With dropping temperatures, bodies of water like lakes, rivers, and ponds will begin to freeze. Before tying up your skates or getting the snowmobile out, there are dangers you should know. In between fall and winter, ice is still thin. Wait until ice is at least 15 cm for walking or skating, 20 cm for skating parties or games, 25 cm for snowmobiling. Always check with local authorities before heading out.
 
It’s important to remember that ice isn’t just a hazard on bodies of water. Ice patches can show up just about anywhere including driveways, sidewalks and roads.
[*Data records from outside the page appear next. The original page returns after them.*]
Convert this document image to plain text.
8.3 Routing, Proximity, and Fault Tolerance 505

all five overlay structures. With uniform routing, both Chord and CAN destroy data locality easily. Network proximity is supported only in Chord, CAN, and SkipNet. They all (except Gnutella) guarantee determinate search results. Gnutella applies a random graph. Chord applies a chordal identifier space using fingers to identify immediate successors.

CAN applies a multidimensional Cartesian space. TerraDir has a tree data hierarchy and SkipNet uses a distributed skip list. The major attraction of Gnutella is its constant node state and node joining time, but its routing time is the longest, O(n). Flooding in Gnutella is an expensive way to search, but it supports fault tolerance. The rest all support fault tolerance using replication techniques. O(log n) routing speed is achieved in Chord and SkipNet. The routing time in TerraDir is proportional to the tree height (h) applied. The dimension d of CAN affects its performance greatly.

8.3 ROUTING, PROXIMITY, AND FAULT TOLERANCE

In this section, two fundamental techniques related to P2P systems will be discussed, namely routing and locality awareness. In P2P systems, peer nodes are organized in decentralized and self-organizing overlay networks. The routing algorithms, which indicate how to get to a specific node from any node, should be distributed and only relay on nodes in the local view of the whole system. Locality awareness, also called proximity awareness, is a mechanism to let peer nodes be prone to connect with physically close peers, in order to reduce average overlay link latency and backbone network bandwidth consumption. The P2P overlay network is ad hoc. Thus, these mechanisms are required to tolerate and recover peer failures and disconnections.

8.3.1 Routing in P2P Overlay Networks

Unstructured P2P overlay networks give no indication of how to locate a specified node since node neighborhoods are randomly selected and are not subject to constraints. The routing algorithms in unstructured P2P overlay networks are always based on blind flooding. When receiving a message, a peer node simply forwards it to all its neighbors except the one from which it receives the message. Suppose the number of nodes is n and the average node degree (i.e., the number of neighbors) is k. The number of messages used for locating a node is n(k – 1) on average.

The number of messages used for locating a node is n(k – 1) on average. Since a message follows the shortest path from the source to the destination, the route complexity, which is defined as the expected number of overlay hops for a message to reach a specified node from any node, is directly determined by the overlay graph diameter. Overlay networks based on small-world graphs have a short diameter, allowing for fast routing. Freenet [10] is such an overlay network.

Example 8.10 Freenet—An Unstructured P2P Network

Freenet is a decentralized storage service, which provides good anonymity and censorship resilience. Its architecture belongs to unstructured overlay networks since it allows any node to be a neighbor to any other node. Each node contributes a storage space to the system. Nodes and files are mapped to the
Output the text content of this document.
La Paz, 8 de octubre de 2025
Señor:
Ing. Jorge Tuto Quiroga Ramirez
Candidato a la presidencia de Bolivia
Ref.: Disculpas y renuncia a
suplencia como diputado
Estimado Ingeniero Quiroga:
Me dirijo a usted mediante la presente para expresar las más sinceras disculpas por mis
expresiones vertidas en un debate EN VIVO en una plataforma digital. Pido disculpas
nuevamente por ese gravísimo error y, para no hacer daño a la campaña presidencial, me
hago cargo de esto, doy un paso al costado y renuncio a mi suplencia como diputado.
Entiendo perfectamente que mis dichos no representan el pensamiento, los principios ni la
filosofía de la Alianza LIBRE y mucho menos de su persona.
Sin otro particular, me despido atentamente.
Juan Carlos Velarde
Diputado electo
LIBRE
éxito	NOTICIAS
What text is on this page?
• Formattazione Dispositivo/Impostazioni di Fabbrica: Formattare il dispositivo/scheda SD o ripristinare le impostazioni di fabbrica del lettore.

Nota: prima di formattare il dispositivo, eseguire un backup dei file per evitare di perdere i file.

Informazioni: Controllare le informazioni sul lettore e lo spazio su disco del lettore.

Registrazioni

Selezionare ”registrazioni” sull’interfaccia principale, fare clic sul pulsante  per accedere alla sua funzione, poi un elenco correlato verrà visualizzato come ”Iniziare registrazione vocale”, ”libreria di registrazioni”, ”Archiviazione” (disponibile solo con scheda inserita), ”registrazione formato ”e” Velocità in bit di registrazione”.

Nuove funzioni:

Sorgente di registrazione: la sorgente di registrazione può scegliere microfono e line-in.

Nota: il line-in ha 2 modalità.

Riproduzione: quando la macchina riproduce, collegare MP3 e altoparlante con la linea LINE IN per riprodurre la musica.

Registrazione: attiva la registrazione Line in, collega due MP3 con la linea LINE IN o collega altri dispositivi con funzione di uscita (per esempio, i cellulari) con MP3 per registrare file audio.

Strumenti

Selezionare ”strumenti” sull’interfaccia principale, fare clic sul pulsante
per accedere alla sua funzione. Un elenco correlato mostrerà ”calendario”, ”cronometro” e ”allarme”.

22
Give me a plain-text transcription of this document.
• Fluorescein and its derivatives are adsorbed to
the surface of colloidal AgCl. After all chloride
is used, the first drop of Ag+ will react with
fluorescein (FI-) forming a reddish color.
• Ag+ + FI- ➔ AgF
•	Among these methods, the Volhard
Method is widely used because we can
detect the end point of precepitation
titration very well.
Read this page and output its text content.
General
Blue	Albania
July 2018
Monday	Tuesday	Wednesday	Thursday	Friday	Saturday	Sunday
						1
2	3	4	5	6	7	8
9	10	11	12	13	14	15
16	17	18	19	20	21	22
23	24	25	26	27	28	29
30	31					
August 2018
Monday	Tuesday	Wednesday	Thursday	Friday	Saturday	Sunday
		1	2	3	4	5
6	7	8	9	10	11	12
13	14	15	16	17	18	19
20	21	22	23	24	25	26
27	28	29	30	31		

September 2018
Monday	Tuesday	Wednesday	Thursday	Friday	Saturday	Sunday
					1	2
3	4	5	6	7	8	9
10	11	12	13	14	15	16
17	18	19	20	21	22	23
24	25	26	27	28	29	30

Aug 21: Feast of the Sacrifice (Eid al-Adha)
This can make for slippery conditions when walking or driving. Before heading out on the road, check local conditions and  prepare your car for winter weather. This includes putting a full set of winter tires on your car, keeping it stocked with emergency supplies and an ice scraper. It’s time to reduce your speed when driving and get into the habit of giving yourself extra time to travel to your destination.
 
Even if there’s no ice on your route, it’s still A foggy roadpossible to run into other equally dangerous conditions that appear at this time of year, like fog. If you happen to run into fog while driving, leave extra space between you and the car in front of you, keep your lights on low beam mode and follow the right side line of the road to guide you. Whether you’re driving in fog, hail, ice, or rain, if you can’t see, always pull over and wait until conditions clear to continue driving.
 
With the unpredictability of weather during the changing seasons, it’s possible for a power outage to occur. Power outages can last a few hours or days. The best way to protect yourself and your family in the event of a power outage is to have an emergency plan prepared ahead of time. Make sure you have 72 hours of emergency supplies on hand and never use charcoal or gas barbecues, camping heating equipment or home generators indoors because they give off carbon monoxide. Nobody knows your family’s needs better than you, so having a well thought out plan in place will help to make a power outage easier on everyone.
 
With the right planning, you’ll have everything you need to deal with the unpredictability of weather in-between seasons.